Fulbright for hookworm researcher
Cairns-based researcher Professor Alex Loukas has won a 2012 Fulbright Senior Scholarship to further his work on developing both a hookworm vaccine and anti-inflammatories based on hookworm proteins.
With an estimated 600 to 700 million people infected with hookworms, Professor Loukas said a vaccine was critical to human health in many developing countries.
“Hookworms are one of the most important parasites of humans in terms of global health. Their impact is particularly devastating in sub-Saharan Africa, South America and parts of Asia,” he said.
“We can treat infected people with drugs, but that doesn’t deal with the problem of rapid reinfection. There are also concerns about resistance to these medications. So for developing countries, a vaccine is our goal.”
Professor Loukas heads a laboratory at James Cook University in Cairns and is a member of the Queensland Tropical Health Alliance.
While helminths (worms that parasitise humans) cause devastating disease, they also confer a degree of protection against some of the inflammatory diseases associated with developed, industrialized nations.
“Clinical trials, using carefully selected helminths under controlled settings, have shown benefits for people with autoimmune or allergic diseases,” Professor Loukas said.
The Fulbright Scholarship will enable Professor Loukas to pursue both these lines of inquiry, spending three months working with Professor Phil Felgner at the University of California, Irvine.

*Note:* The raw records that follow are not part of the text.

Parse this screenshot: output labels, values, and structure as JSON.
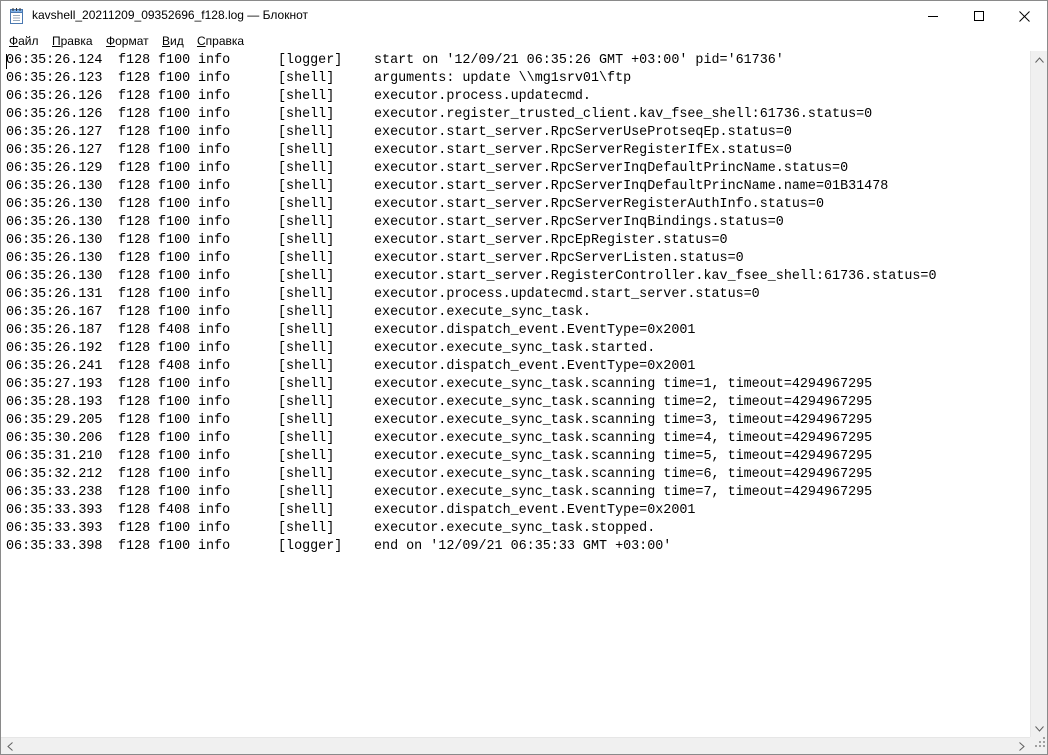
{
  "window": {
    "title": "kavshell_20211209_09352696_f128.log — Блокнот"
  },
  "icons": {
    "app": "notepad-icon",
    "minimize": "minimize-icon",
    "maximize": "maximize-icon",
    "close": "close-icon"
  },
  "menu": [
    {
      "accel": "Ф",
      "rest": "айл"
    },
    {
      "accel": "П",
      "rest": "равка"
    },
    {
      "accel": "Ф",
      "rest": "ормат"
    },
    {
      "accel": "В",
      "rest": "ид"
    },
    {
      "accel": "С",
      "rest": "правка"
    }
  ],
  "log": [
    {
      "time": "06:35:26.124",
      "pid": "f128",
      "tid": "f100",
      "level": "info",
      "source": "[logger]",
      "message": "start on '12/09/21 06:35:26 GMT +03:00' pid='61736'"
    },
    {
      "time": "06:35:26.123",
      "pid": "f128",
      "tid": "f100",
      "level": "info",
      "source": "[shell]",
      "message": "arguments: update \\\\mg1srv01\\ftp"
    },
    {
      "time": "06:35:26.126",
      "pid": "f128",
      "tid": "f100",
      "level": "info",
      "source": "[shell]",
      "message": "executor.process.updatecmd."
    },
    {
      "time": "06:35:26.126",
      "pid": "f128",
      "tid": "f100",
      "level": "info",
      "source": "[shell]",
      "message": "executor.register_trusted_client.kav_fsee_shell:61736.status=0"
    },
    {
      "time": "06:35:26.127",
      "pid": "f128",
      "tid": "f100",
      "level": "info",
      "source": "[shell]",
      "message": "executor.start_server.RpcServerUseProtseqEp.status=0"
    },
    {
      "time": "06:35:26.127",
      "pid": "f128",
      "tid": "f100",
      "level": "info",
      "source": "[shell]",
      "message": "executor.start_server.RpcServerRegisterIfEx.status=0"
    },
    {
      "time": "06:35:26.129",
      "pid": "f128",
      "tid": "f100",
      "level": "info",
      "source": "[shell]",
      "message": "executor.start_server.RpcServerInqDefaultPrincName.status=0"
    },
    {
      "time": "06:35:26.130",
      "pid": "f128",
      "tid": "f100",
      "level": "info",
      "source": "[shell]",
      "message": "executor.start_server.RpcServerInqDefaultPrincName.name=01B31478"
    },
    {
      "time": "06:35:26.130",
      "pid": "f128",
      "tid": "f100",
      "level": "info",
      "source": "[shell]",
      "message": "executor.start_server.RpcServerRegisterAuthInfo.status=0"
    },
    {
      "time": "06:35:26.130",
      "pid": "f128",
      "tid": "f100",
      "level": "info",
      "source": "[shell]",
      "message": "executor.start_server.RpcServerInqBindings.status=0"
    },
    {
      "time": "06:35:26.130",
      "pid": "f128",
      "tid": "f100",
      "level": "info",
      "source": "[shell]",
      "message": "executor.start_server.RpcEpRegister.status=0"
    },
    {
      "time": "06:35:26.130",
      "pid": "f128",
      "tid": "f100",
      "level": "info",
      "source": "[shell]",
      "message": "executor.start_server.RpcServerListen.status=0"
    },
    {
      "time": "06:35:26.130",
      "pid": "f128",
      "tid": "f100",
      "level": "info",
      "source": "[shell]",
      "message": "executor.start_server.RegisterController.kav_fsee_shell:61736.status=0"
    },
    {
      "time": "06:35:26.131",
      "pid": "f128",
      "tid": "f100",
      "level": "info",
      "source": "[shell]",
      "message": "executor.process.updatecmd.start_server.status=0"
    },
    {
      "time": "06:35:26.167",
      "pid": "f128",
      "tid": "f100",
      "level": "info",
      "source": "[shell]",
      "message": "executor.execute_sync_task."
    },
    {
      "time": "06:35:26.187",
      "pid": "f128",
      "tid": "f408",
      "level": "info",
      "source": "[shell]",
      "message": "executor.dispatch_event.EventType=0x2001"
    },
    {
      "time": "06:35:26.192",
      "pid": "f128",
      "tid": "f100",
      "level": "info",
      "source": "[shell]",
      "message": "executor.execute_sync_task.started."
    },
    {
      "time": "06:35:26.241",
      "pid": "f128",
      "tid": "f408",
      "level": "info",
      "source": "[shell]",
      "message": "executor.dispatch_event.EventType=0x2001"
    },
    {
      "time": "06:35:27.193",
      "pid": "f128",
      "tid": "f100",
      "level": "info",
      "source": "[shell]",
      "message": "executor.execute_sync_task.scanning time=1, timeout=4294967295"
    },
    {
      "time": "06:35:28.193",
      "pid": "f128",
      "tid": "f100",
      "level": "info",
      "source": "[shell]",
      "message": "executor.execute_sync_task.scanning time=2, timeout=4294967295"
    },
    {
      "time": "06:35:29.205",
      "pid": "f128",
      "tid": "f100",
      "level": "info",
      "source": "[shell]",
      "message": "executor.execute_sync_task.scanning time=3, timeout=4294967295"
    },
    {
      "time": "06:35:30.206",
      "pid": "f128",
      "tid": "f100",
      "level": "info",
      "source": "[shell]",
      "message": "executor.execute_sync_task.scanning time=4, timeout=4294967295"
    },
    {
      "time": "06:35:31.210",
      "pid": "f128",
      "tid": "f100",
      "level": "info",
      "source": "[shell]",
      "message": "executor.execute_sync_task.scanning time=5, timeout=4294967295"
    },
    {
      "time": "06:35:32.212",
      "pid": "f128",
      "tid": "f100",
      "level": "info",
      "source": "[shell]",
      "message": "executor.execute_sync_task.scanning time=6, timeout=4294967295"
    },
    {
      "time": "06:35:33.238",
      "pid": "f128",
      "tid": "f100",
      "level": "info",
      "source": "[shell]",
      "message": "executor.execute_sync_task.scanning time=7, timeout=4294967295"
    },
    {
      "time": "06:35:33.393",
      "pid": "f128",
      "tid": "f408",
      "level": "info",
      "source": "[shell]",
      "message": "executor.dispatch_event.EventType=0x2001"
    },
    {
      "time": "06:35:33.393",
      "pid": "f128",
      "tid": "f100",
      "level": "info",
      "source": "[shell]",
      "message": "executor.execute_sync_task.stopped."
    },
    {
      "time": "06:35:33.398",
      "pid": "f128",
      "tid": "f100",
      "level": "info",
      "source": "[logger]",
      "message": "end on '12/09/21 06:35:33 GMT +03:00'"
    }
  ]
}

By partnering Professor Felgner’s expertise in cutting-edge biotechnological applications with Professor Loukas’ expertise in infectious diseases and vaccine development, they aim to develop new technologies for high-volume production of hookworm proteins.
These proteins will be tested for their potential as hookworm vaccines in developing countries, and also as the basis for treatment of autoimmune diseases in developed countries.

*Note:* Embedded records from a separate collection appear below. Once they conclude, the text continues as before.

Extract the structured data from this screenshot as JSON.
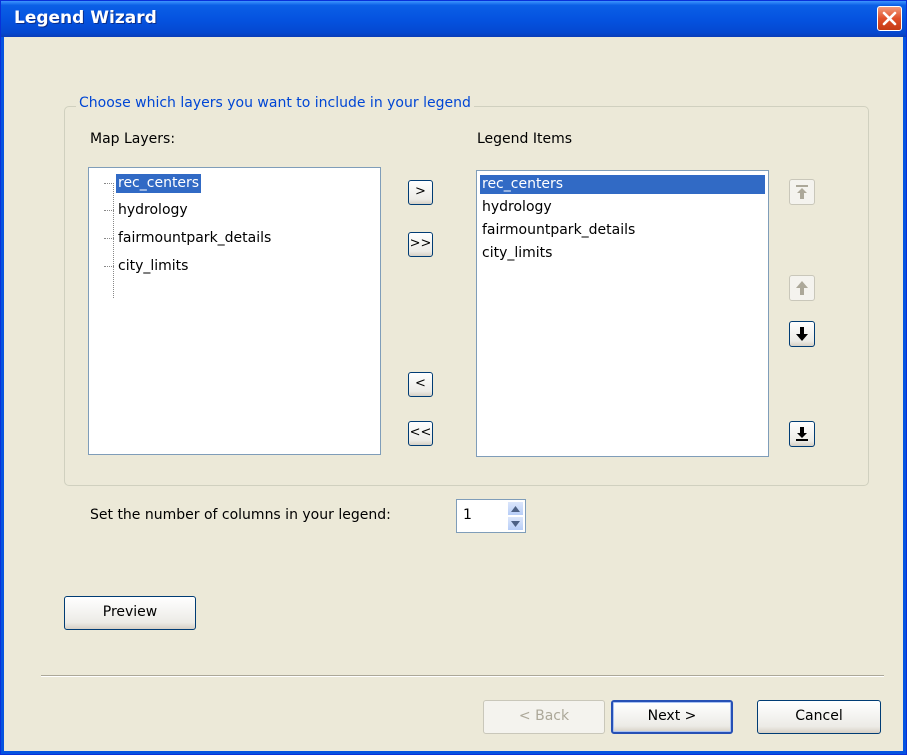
{
  "window": {
    "title": "Legend Wizard"
  },
  "group": {
    "title": "Choose which layers you want to include in your legend"
  },
  "map_layers": {
    "label": "Map Layers:",
    "items": [
      "rec_centers",
      "hydrology",
      "fairmountpark_details",
      "city_limits"
    ],
    "selected": "rec_centers"
  },
  "transfer_buttons": {
    "add": ">",
    "add_all": ">>",
    "remove": "<",
    "remove_all": "<<"
  },
  "legend_items": {
    "label": "Legend Items",
    "items": [
      "rec_centers",
      "hydrology",
      "fairmountpark_details",
      "city_limits"
    ],
    "selected": "rec_centers"
  },
  "order_buttons": {
    "move_top": "arrow-top-icon",
    "move_up": "arrow-up-icon",
    "move_down": "arrow-down-icon",
    "move_bottom": "arrow-bottom-icon"
  },
  "columns": {
    "label": "Set the number of columns in your legend:",
    "value": "1"
  },
  "preview_label": "Preview",
  "footer": {
    "back_label": "< Back",
    "next_label": "Next >",
    "cancel_label": "Cancel"
  },
  "colors": {
    "title_bar": "#0553e0",
    "selection": "#316ac5",
    "dialog_bg": "#ece9d8",
    "group_title": "#0046d5"
  }
}
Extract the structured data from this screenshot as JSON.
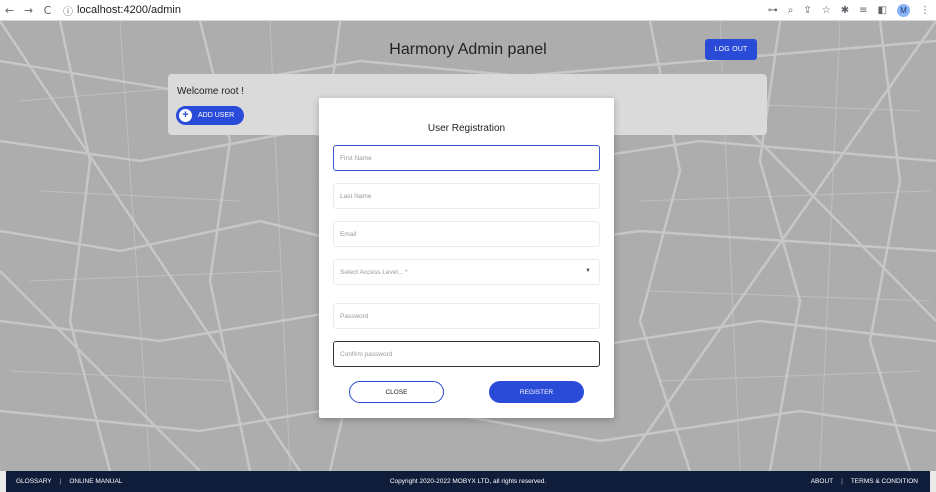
{
  "browser": {
    "back_icon": "←",
    "forward_icon": "→",
    "reload_icon": "C",
    "info_icon": "ⓘ",
    "url": "localhost:4200/admin",
    "key_icon": "⊶",
    "zoom_icon": "⌕",
    "share_icon": "⇪",
    "star_icon": "☆",
    "extensions_icon": "✱",
    "readinglist_icon": "≡",
    "sidepanel_icon": "◧",
    "profile_initial": "M",
    "menu_icon": "⋮"
  },
  "header": {
    "title": "Harmony Admin panel",
    "logout_label": "LOG OUT"
  },
  "welcome": {
    "text": "Welcome root !",
    "add_user_icon": "+",
    "add_user_label": "ADD USER"
  },
  "modal": {
    "title": "User Registration",
    "fields": {
      "first_name": "First Name",
      "last_name": "Last Name",
      "email": "Email",
      "access_level": "Select Access Level... *",
      "password": "Password",
      "confirm_password": "Confirm password"
    },
    "select_arrow": "▼",
    "close_label": "CLOSE",
    "register_label": "REGISTER"
  },
  "footer": {
    "glossary": "GLOSSARY",
    "separator": "|",
    "online_manual": "ONLINE MANUAL",
    "copyright": "Copyright 2020-2022 MOBYX LTD, all rights reserved.",
    "about": "ABOUT",
    "terms": "TERMS & CONDITION"
  },
  "colors": {
    "accent": "#2a4bd7",
    "footer_bg": "#101d3a"
  }
}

Professors Loukas and Felgner are both funded by the Bill and Melinda Gates Foundation and other funding bodies for their vaccine development research.

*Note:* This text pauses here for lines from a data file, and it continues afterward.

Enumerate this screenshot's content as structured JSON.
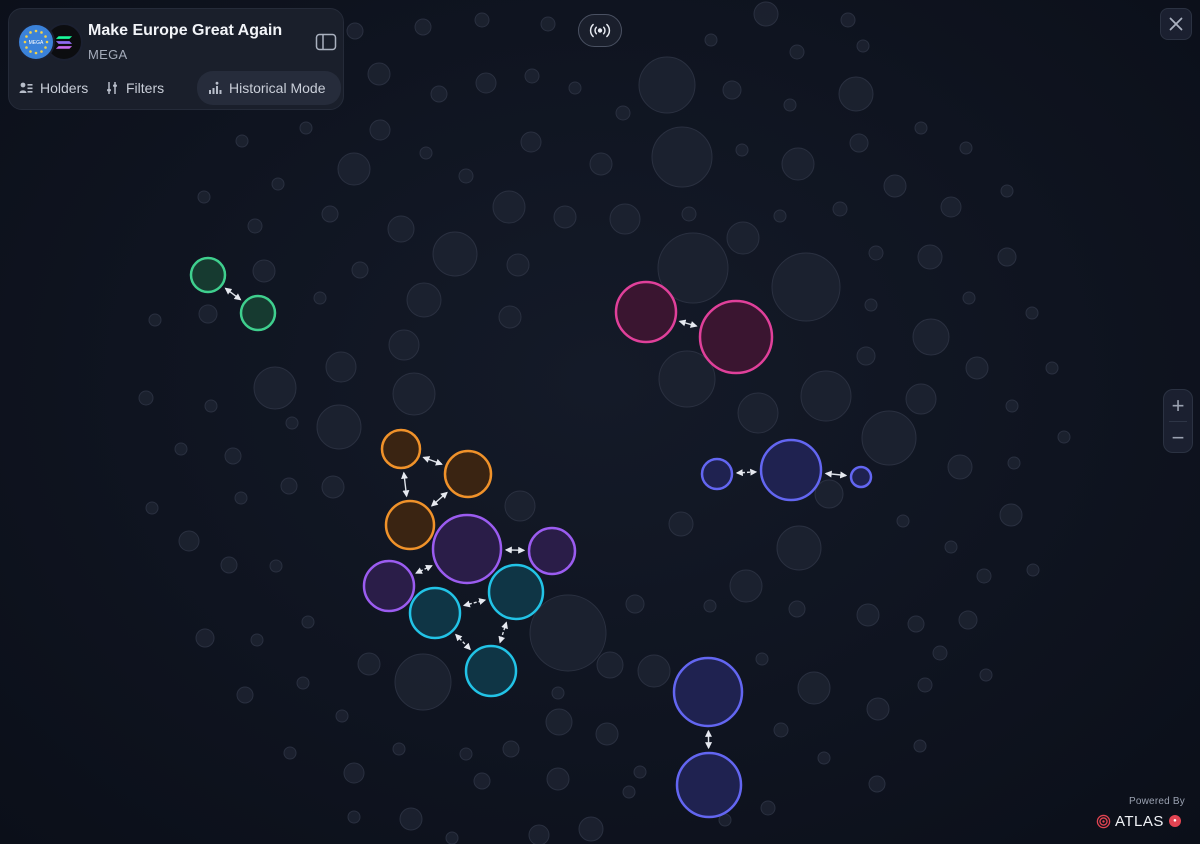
{
  "token": {
    "name": "Make Europe Great Again",
    "symbol": "MEGA",
    "logo_icon": "eu-stars-logo",
    "chain_icon": "solana-logo"
  },
  "toolbar": {
    "holders_label": "Holders",
    "filters_label": "Filters",
    "historical_label": "Historical Mode"
  },
  "controls": {
    "live_icon": "broadcast-icon",
    "close_icon": "close-icon",
    "zoom_in_label": "+",
    "zoom_out_label": "−"
  },
  "branding": {
    "powered_by": "Powered By",
    "brand_name": "ATLAS"
  },
  "colors": {
    "background": "#0f1420",
    "inactive_bubble": "#1d2331",
    "inactive_stroke": "#2a3040",
    "cluster_green": "#3fcf8e",
    "cluster_magenta": "#e0409a",
    "cluster_indigo": "#6366f1",
    "cluster_orange": "#f0922a",
    "cluster_purple": "#9b5cf0",
    "cluster_cyan": "#22c3e6",
    "atlas_accent": "#e24452"
  },
  "clusters": [
    {
      "color": "green",
      "holders": 2
    },
    {
      "color": "magenta",
      "holders": 2
    },
    {
      "color": "indigo",
      "holders": 3
    },
    {
      "color": "orange",
      "holders": 3
    },
    {
      "color": "purple",
      "holders": 3
    },
    {
      "color": "cyan",
      "holders": 3
    },
    {
      "color": "indigo",
      "holders": 2
    }
  ]
}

“Helminths infect two billion people globally,” Professor Loukas said.
“Despite the enormous morbidity and mortality that these parasites impose, there are currently no vaccines for any human helminth infection.
“A vaccine for hookworm would accelerate the global fight against neglected tropical diseases.”
The prestigious Fulbright program is the largest educational scholarship of its kind.
Aimed at promoting mutual understanding through educational exchange, it operates between the United States and 155 countries.
In Australia, the scholarships are funded by the Australian and US Governments and corporate partners.
Professor Loukas recently won a National Health and Medical Research Council (NHMRC) Senior Research Fellowship for more than $700,000 for his research on the proteins secreted by helminths.
Professor Loukas’ previous achievements include: winning the Bancroft-Mackerras medal and Ralph Doherty prize for research leadership; attracting USD$1.6 million in annual research funds to his laboratory at JCU; developing vaccines for hookworm and schistosomiasis that are in clinical trials; authorship of more than 180 scientific papers.